Thanks. It's good to have an understandment about this (I actually thought
this was designed to give some people "direct access" to the unstable
stream). OTOH, let me point out that (as has been earlier mentioned) there
is really no intrinsic reason why we have to be as conservative as we are
with the "main" stream. Not in my experience anyway.

> > > There were also a couple of other things discussed:
> > >
> > > - Enhancing BFAV to group posts by package and maybe by other
> > > groupings.  I think everyone agrees this is a good idea... I get sort
[snip]
> You're comparing BFAV and Mantis, and I must be missing something. As
> someone already mentioned, BFAV is for BugFixes (and enhancements). It
> currently does nothing, nor does our process, for bugs. While I agree we
> could benefit from adding the treatment of bugs to our tools (maybe by
> adopting Mantis) and to our process (such as tracking release critical
> bugs to image and packages and not releasing before they're fixed), I
> really don't understand how anyone can compare Mantis to BFAV, except
> under the (mistaken) assumption that the BFAV is supposed to deal with
> bugs somehow.

This may sound like a stupid but I'll have to ask it anyway: Have you ever
used a bugtracker like Mantis or Bugzilla? What they do is to manage the
evolution of bugs and by the end of the day that's what BFAV does, too. We
use it to describe the status of bugs (or features, aka [ENH], which are
supported in most bug tracking tools) from
a) reporting them ([BUG] post in BFAV; creation of bug in a bug-tracker)
b) discussing them (follow-ups in BFAV; bug-notes and similar in
bug-tracker)
c) resolving them ([BUG][FIX] post in BFAV; resolution of bug in tracker)
d) closing them ([approve][close] or whatever in BFAV; one or the othe ways
of closing the bug in the bug tracker)
In other words, what we use BFAV for overlaps to 100% to what these
bug-tracking tools are.

> Actually, maybe this assumption is being spread by the fact that they
> show up there, and we could unmuddy the waters quickly by simply
> filtering them out in the client, right now (I think this was also
> proposed before, but ignored, so I'm just raising it again).

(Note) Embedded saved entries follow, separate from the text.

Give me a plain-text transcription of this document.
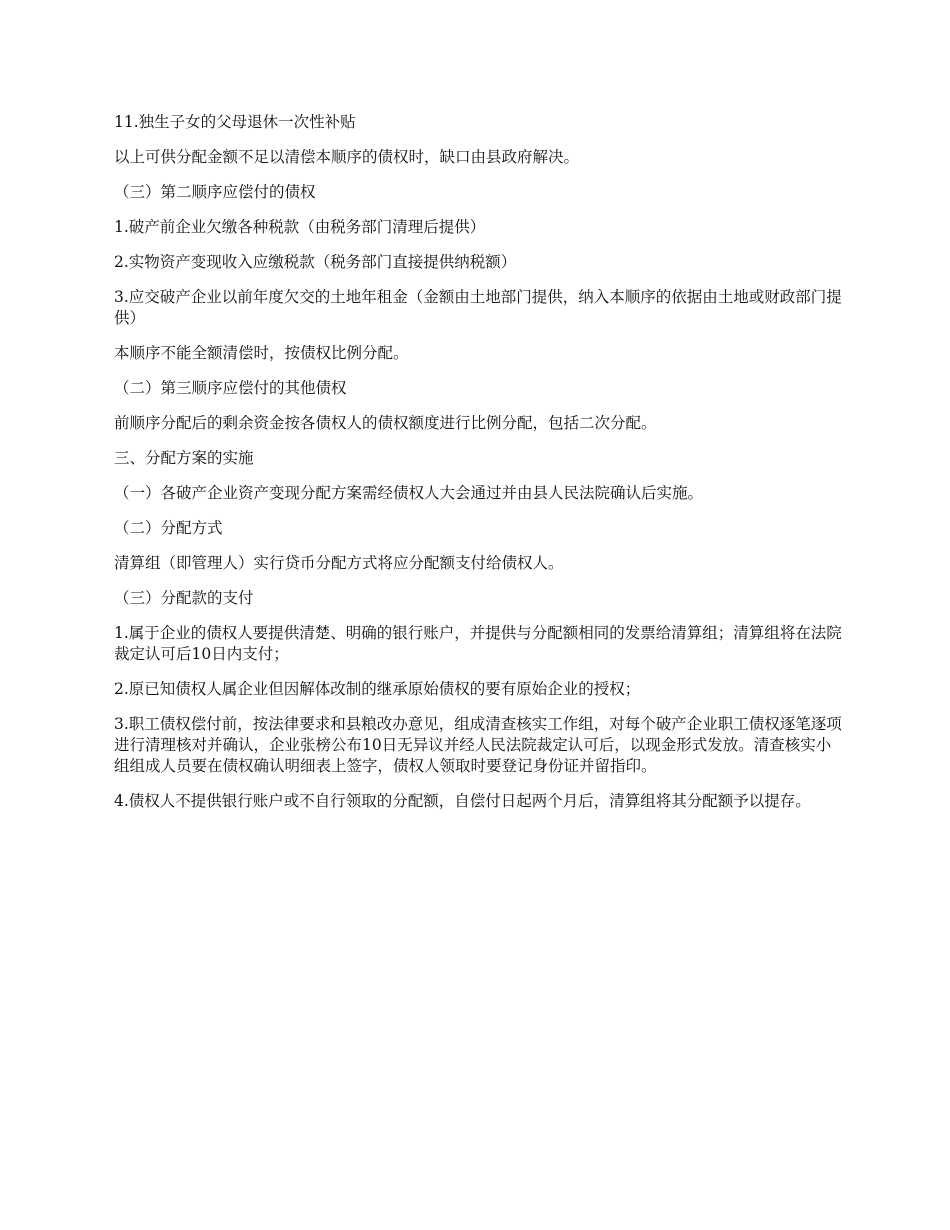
11.独生子女的父母退休一次性补贴

以上可供分配金额不足以清偿本顺序的债权时，缺口由县政府解决。

（三）第二顺序应偿付的债权

1.破产前企业欠缴各种税款（由税务部门清理后提供）

2.实物资产变现收入应缴税款（税务部门直接提供纳税额）

3.应交破产企业以前年度欠交的土地年租金（金额由土地部门提供，纳入本顺序的依据由土地或财政部门提供）

本顺序不能全额清偿时，按债权比例分配。

（二）第三顺序应偿付的其他债权

前顺序分配后的剩余资金按各债权人的债权额度进行比例分配，包括二次分配。

三、分配方案的实施

（一）各破产企业资产变现分配方案需经债权人大会通过并由县人民法院确认后实施。

（二）分配方式

清算组（即管理人）实行贷币分配方式将应分配额支付给债权人。

（三）分配款的支付

1.属于企业的债权人要提供清楚、明确的银行账户，并提供与分配额相同的发票给清算组；清算组将在法院裁定认可后10日内支付；

2.原已知债权人属企业但因解体改制的继承原始债权的要有原始企业的授权；

3.职工债权偿付前，按法律要求和县粮改办意见，组成清查核实工作组，对每个破产企业职工债权逐笔逐项进行清理核对并确认，企业张榜公布10日无异议并经人民法院裁定认可后，以现金形式发放。清查核实小组组成人员要在债权确认明细表上签字，债权人领取时要登记身份证并留指印。

4.债权人不提供银行账户或不自行领取的分配额，自偿付日起两个月后，清算组将其分配额予以提存。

This actually isn't the point (at least not from my POV). One of the things
that I'd like to achieve with a "real bugtracker" is to distinguish a
"random" bug report from an "orderly" one. Meaning that if people expect
bugs to be fixed they do need to put in a little extra effort besides just
pressing "mail out bugreport" in the debugger. Just a *little* help (say,
doing an initial classification of the bug into a specific package) would go
a long, long way here.

Another reason for wanting to have "orderly bug reports" is that it actually
gives us a target when we're out of beta - namely when no more bugs for that
particular version of Squeak remain open. This doesn't mean they have to be
fixed btw - it is perfectly reasonable to resolve some bug by saying we
won't fix it in this version. But having that tracker (and using it for this
purpose!) ensures that all of the problems are being looked at and resolved
some way or another for a particular release.

> > Committing to an MC repository isn't the problem - synchronizing with it
is
> > (e.g., all of the dependency issues etc).
>
> What does this mean? assuming its a separate issue from what you raise
> below, I don't understand what you mean.

Yes, it's a different issue. Sorry for mixing this up.